EMEA investment volume in H1 was down 1.9% from last year, but the fall was more than accounted for by the €12.25 billion Logicor entity transaction in 2017, which included extensive industrial real estate holdings across Europe. Excluding the Logicor deal from our analysis, EMEA saw a long-awaited bounce back in France, substantial growth in the Netherlands and Norway, and better volume in the U.K. driven by urban office purchases by Asian investors. Uncertainty remains in the U.K. due to ongoing Brexit negotiations, but the surprise on the upside demonstrated the resilience of core London assets. In key German cities and Paris, the supply shortage and record-low yields pose some downside risk, but supportive economic growth and relatively less upward pressure on European interest rates have kept investors motivated.
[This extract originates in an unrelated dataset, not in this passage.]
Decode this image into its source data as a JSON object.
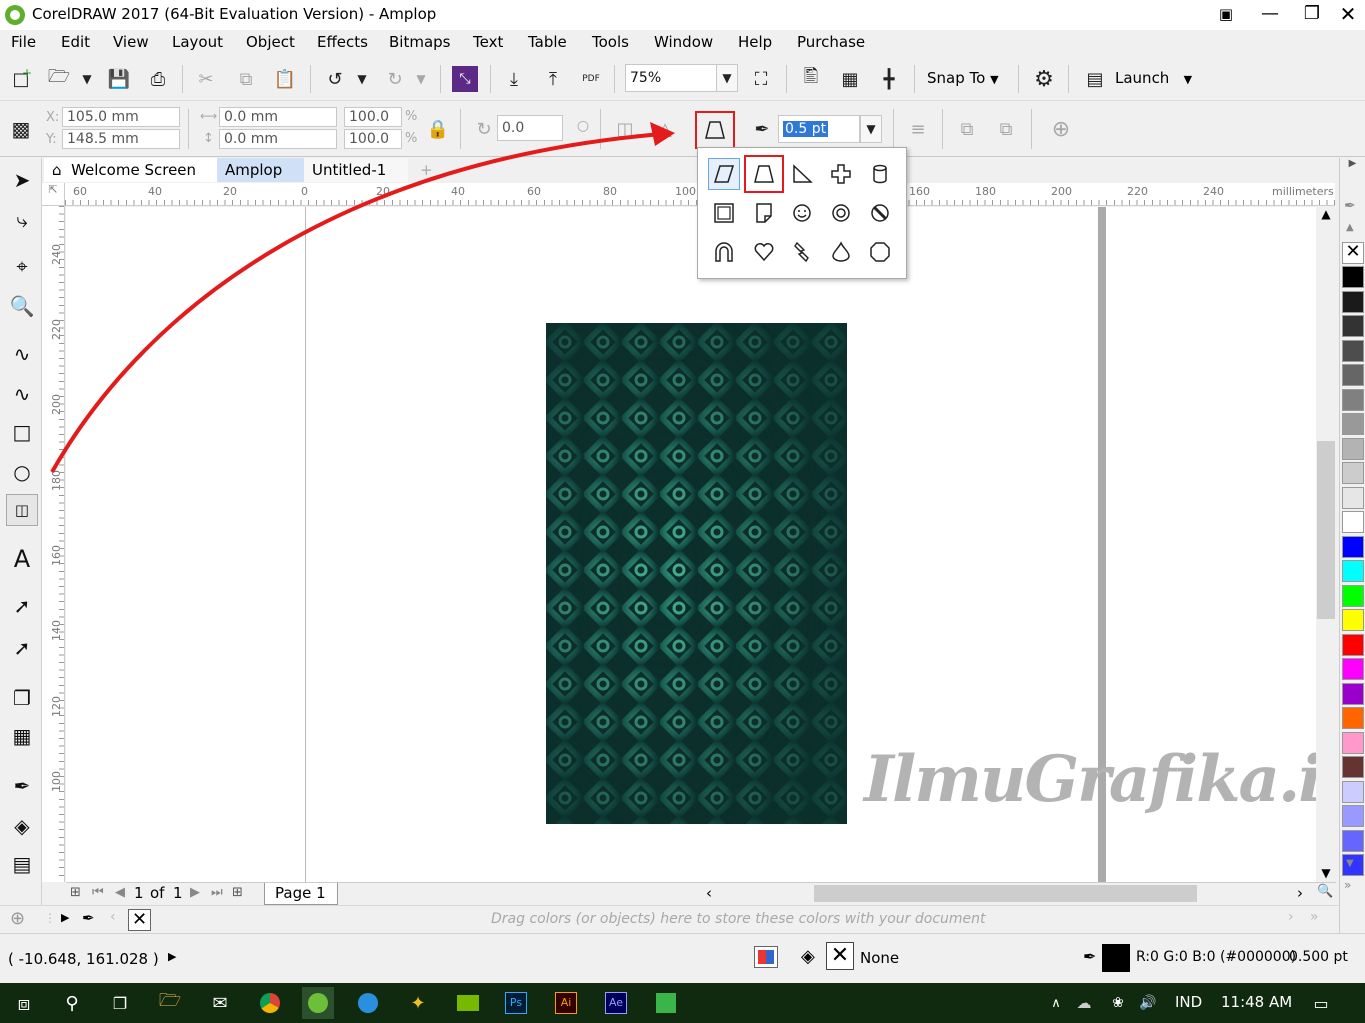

Investment in APAC dropped 3.2% year-over-year in H1. Southeast Asia and Australia experienced slower growth, while activity surged in Hong Kong and South Korea driven by intra-regional capital. Specifically, capital flow from Mainland China to Hong Kong and from Singapore to Korea soared for an increased supply of trophy assets, particularly office buildings and hotels. However, the overall investment momentum is likely to soften further in the coming months due to a range of factors, including the unfavorable lending environment in Singapore, Korea and Australia and higher mortgage rates, which are widening the price gap between buyers and sellers. A potential escalation of the U.S.-China trade conflict may also hinder deal flows.
iFor the calculation of fixed exchange rate totals all local currency values are converted to USD using the average daily FX spot rate in Q2 2018.
iiValues include entity-level transactions and exclude development sites.